A smart beta exchange traded fund, Nuveen ESG Mid-Cap Growth ETF (NUMG) debuted on 12/13/2016, and offers broad exposure to the market’s Style Box – Mid Cap Growth category.
Products that are based on market cap weighted indices, which are strategies designed to reflect a specific market segment or the entire market, have traditionally dominated the ETF industry.
Market cap weighted indices work great for investors who believe in market efficiency. They provide a low-cost, convenient and transparent way to mimic market returns.
But, there are some investors who would prefer to invest in smart beta funds; These funds track non-cap weighted strategies, and are a strong choice for those who like to pick good stocks to beat the market.
Non-cap weighted indices attempt to select stocks that have a superior potential for risk-return performance, based on specific fundamental characteristics, or a mix of other such characteristics.
Methods like equal weighting, simple one, fundamental weighting, and volatility/momentum based weighting are all options offered to investors in this area, but not all of them may give better returns.
The fund is managed by Nuveen, and has been able to raise over $345.44 million, making it one of the average-sized ETFs in the Style Box – Mid Cap Growth. NUMG seeks to match the performance of the TIAA ESG USA Mid-Cap Growth Index, before fees and expenses.
The Nuveen ESG USA Mid-Cap Growth Index is composed of equity securities issued by mid-capitalization companies listed on US exchanges.
Since cheaper funds tend to produce better results than more expensive funds, assuming all other factors remain the same, it is important for investors to pay attention to the expense ratio of an ETF.

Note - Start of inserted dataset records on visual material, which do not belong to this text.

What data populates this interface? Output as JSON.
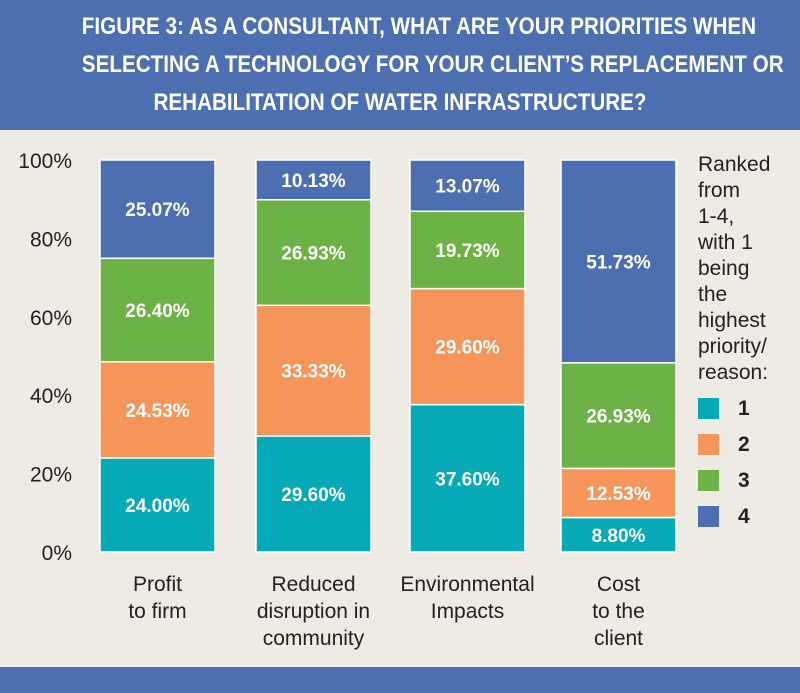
{
  "title_lines": [
    "FIGURE 3: AS A CONSULTANT, WHAT ARE YOUR PRIORITIES WHEN",
    "SELECTING A TECHNOLOGY FOR YOUR CLIENT’S REPLACEMENT OR",
    "REHABILITATION OF WATER INFRASTRUCTURE?"
  ],
  "legend": {
    "title": "Ranked\nfrom\n1-4,\nwith 1\nbeing\nthe\nhighest\npriority/\nreason:"
  },
  "colors": {
    "header": "#4c6fb2",
    "background": "#eeeae4"
  },
  "chart_data": {
    "type": "bar",
    "stacked": true,
    "categories": [
      [
        "Profit",
        "to firm"
      ],
      [
        "Reduced",
        "disruption in",
        "community"
      ],
      [
        "Environmental",
        "Impacts"
      ],
      [
        "Cost",
        "to the",
        "client"
      ]
    ],
    "series": [
      {
        "name": "1",
        "color": "#06aab7",
        "values": [
          24.0,
          29.6,
          37.6,
          8.8
        ]
      },
      {
        "name": "2",
        "color": "#f69559",
        "values": [
          24.53,
          33.33,
          29.6,
          12.53
        ]
      },
      {
        "name": "3",
        "color": "#6db246",
        "values": [
          26.4,
          26.93,
          19.73,
          26.93
        ]
      },
      {
        "name": "4",
        "color": "#4c6fb2",
        "values": [
          25.07,
          10.13,
          13.07,
          51.73
        ]
      }
    ],
    "data_labels": [
      [
        "24.00%",
        "24.53%",
        "26.40%",
        "25.07%"
      ],
      [
        "29.60%",
        "33.33%",
        "26.93%",
        "10.13%"
      ],
      [
        "37.60%",
        "29.60%",
        "19.73%",
        "13.07%"
      ],
      [
        "8.80%",
        "12.53%",
        "26.93%",
        "51.73%"
      ]
    ],
    "y_ticks": [
      "0%",
      "20%",
      "40%",
      "60%",
      "80%",
      "100%"
    ],
    "ylim": [
      0,
      100
    ],
    "legend_position": "right",
    "grid": false
  }
}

The annual operating expenses for this ETF are 0.31%, making it on par with most peer products in the sector.
The fund’s 12-month trailing dividend yield is 0.01%.
Most ETFs are very transparent products, and disclose their holdings on a daily basis. ETFs also provide diversified exposure, which reduces single stock risk, although it is still important for investors to research a fund’s holdings.
This ETF has the heaviest allocation to the information technology sector – about 26.8% of the portfolio. Industrials and healthcare are in the top three.
Considering individual holdings, Quanta Services Inc. (PWR) accounts for about 5.7% of the fund’s total assets, followed by Grainger WW Inc. (GWW) and Comfort Systems USA Inc. (FIX).